Néanmoins, on entend beaucoup de propos intéressants dans cette partie du documentaire. Dans des centres de quartier et des écoles vaudoises, des jeunes sont invités à un test de réaction aux fake news. On leur remet une photo de fleurs à Fukushima, après l’accident nucléaire. La croient-ils vraie? Réponses partagées. Seuls 4 sur 10 ont l’idée de chercher l’origine de la photo (qui est indiquée au-dessus). Des déclarations ont le mérite de la clarté:

«Je m’en fiche un peu de savoir si c’est vrai ou faux. Pour moi, ce que je lis, c’est vrai», dit une élève.

«Je vois une image, je ne vais pas aller sur Google pour voir si elle est vraie ou pas. Si elle paraît réelle, elle est réelle», dit une autre.

Le film suit brièvement la Semaine des médias à l’école, en mars, suit des élèves en visite à la RTS (radio) ou à 24 Heures. Il questionne la faiblesse des moyens engagés pour l’initiation aux médias: «C’est encore trop peu, plaide le synopsis, il reste beaucoup à faire, mais pour cela il faut une volonté politique.»

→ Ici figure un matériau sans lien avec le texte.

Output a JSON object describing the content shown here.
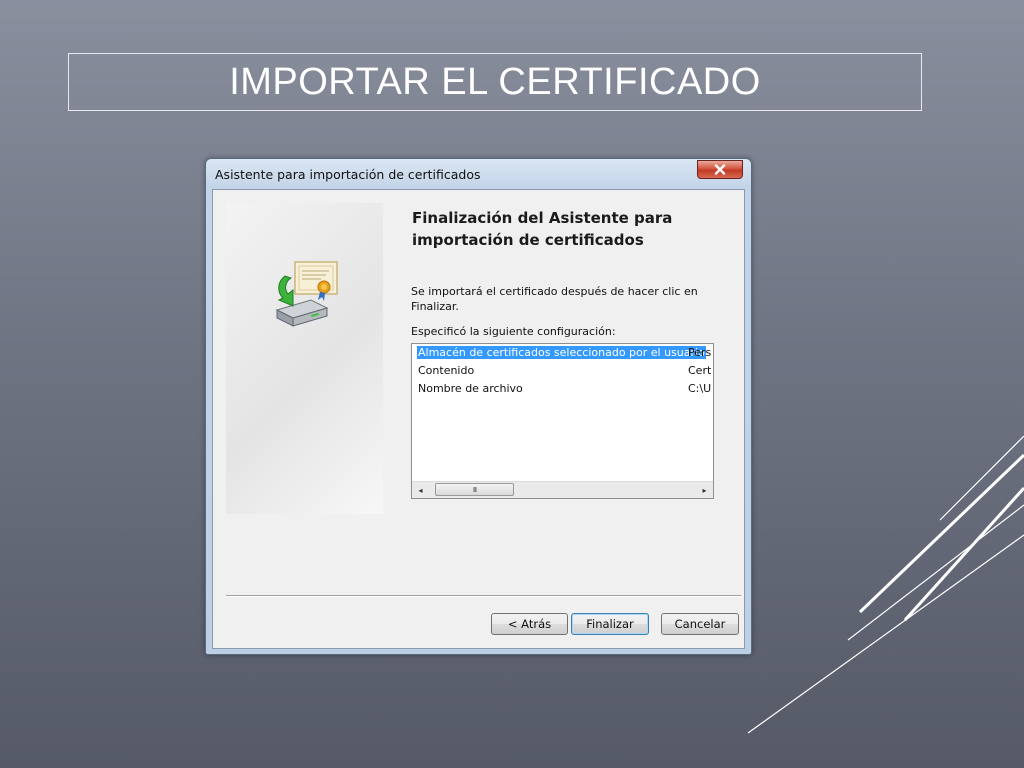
{
  "slide": {
    "title": "IMPORTAR EL CERTIFICADO"
  },
  "window": {
    "title": "Asistente para importación de certificados",
    "close_symbol": "✕"
  },
  "wizard": {
    "heading_line1": "Finalización del Asistente para",
    "heading_line2": "importación de certificados",
    "desc_line1": "Se importará el certificado después de hacer clic en",
    "desc_line2": "Finalizar.",
    "config_label": "Especificó la siguiente configuración:",
    "settings": [
      {
        "name": "Almacén de certificados seleccionado por el usuario",
        "value": "Pers",
        "selected": true
      },
      {
        "name": "Contenido",
        "value": "Cert",
        "selected": false
      },
      {
        "name": "Nombre de archivo",
        "value": "C:\\U",
        "selected": false
      }
    ],
    "scroll_left": "◂",
    "scroll_right": "▸",
    "scroll_thumb": "III"
  },
  "buttons": {
    "back": "< Atrás",
    "finish": "Finalizar",
    "cancel": "Cancelar"
  },
  "icons": [
    "close-icon",
    "certificate-import-icon"
  ],
  "colors": {
    "selection": "#3399ff",
    "close_button": "#c23a24"
  }
}
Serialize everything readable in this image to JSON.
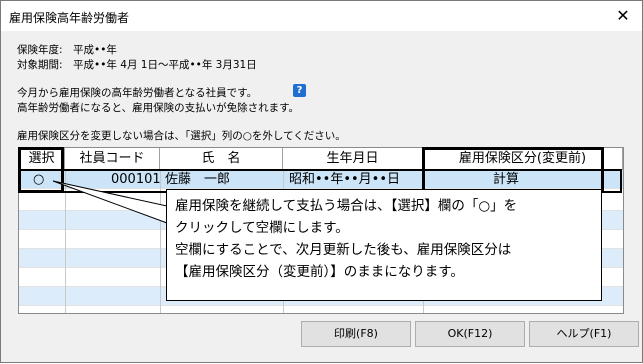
{
  "window": {
    "title": "雇用保険高年齢労働者",
    "close_symbol": "✕"
  },
  "info": {
    "fiscal_year": "保険年度:　平成••年",
    "period": "対象期間:　平成••年 4月 1日～平成••年 3月31日",
    "line1": "今月から雇用保険の高年齢労働者となる社員です。",
    "help_symbol": "?",
    "line2": "高年齢労働者になると、雇用保険の支払いが免除されます。",
    "instruction": "雇用保険区分を変更しない場合は、「選択」列の○を外してください。"
  },
  "table": {
    "columns": [
      "選択",
      "社員コード",
      "氏　名",
      "生年月日",
      "雇用保険区分(変更前)"
    ],
    "rows": [
      {
        "select": "○",
        "code": "000101",
        "name": "佐藤　一郎",
        "birth": "昭和••年••月••日",
        "kubun": "計算"
      }
    ]
  },
  "callout": {
    "line1": "雇用保険を継続して支払う場合は、【選択】欄の「○」を",
    "line2": "クリックして空欄にします。",
    "line3": "空欄にすることで、次月更新した後も、雇用保険区分は",
    "line4": "【雇用保険区分（変更前）】のままになります。"
  },
  "buttons": {
    "print": "印刷(F8)",
    "ok": "OK(F12)",
    "help": "ヘルプ(F1)"
  }
}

Ce qui ressort aussi de leurs propos, c’est que le fossé n’est pas rejet. S’il ne vient pas à l’idée de ces jeunes de payer pour de l’information, c’est parce que, comme le dit joliment l’un d’eux, «on est une génération où on nous a tout vendu gratuit.» Mais ils font davantage confiance aux informations que produisent des journalistes. L’image de Fukushima, par exemple, «peut-être que j’aurais eu plus confiance si c’était un média que je connaissais», dit une élève. Ils savent que les journalistes «n’ont pas le droit de mettre n’importe quoi». Une fille affirme: «Ouais, on a un peu confiance en eux, ils sont pas journalistes pour rien.»

Dans la même discussion, un garçon pense que «le journalisme est un métier qui va disparaître. Il va être remplacé malheureusement par les réseaux sociaux.» On peut être surtout sensible ici au mot malheureusement.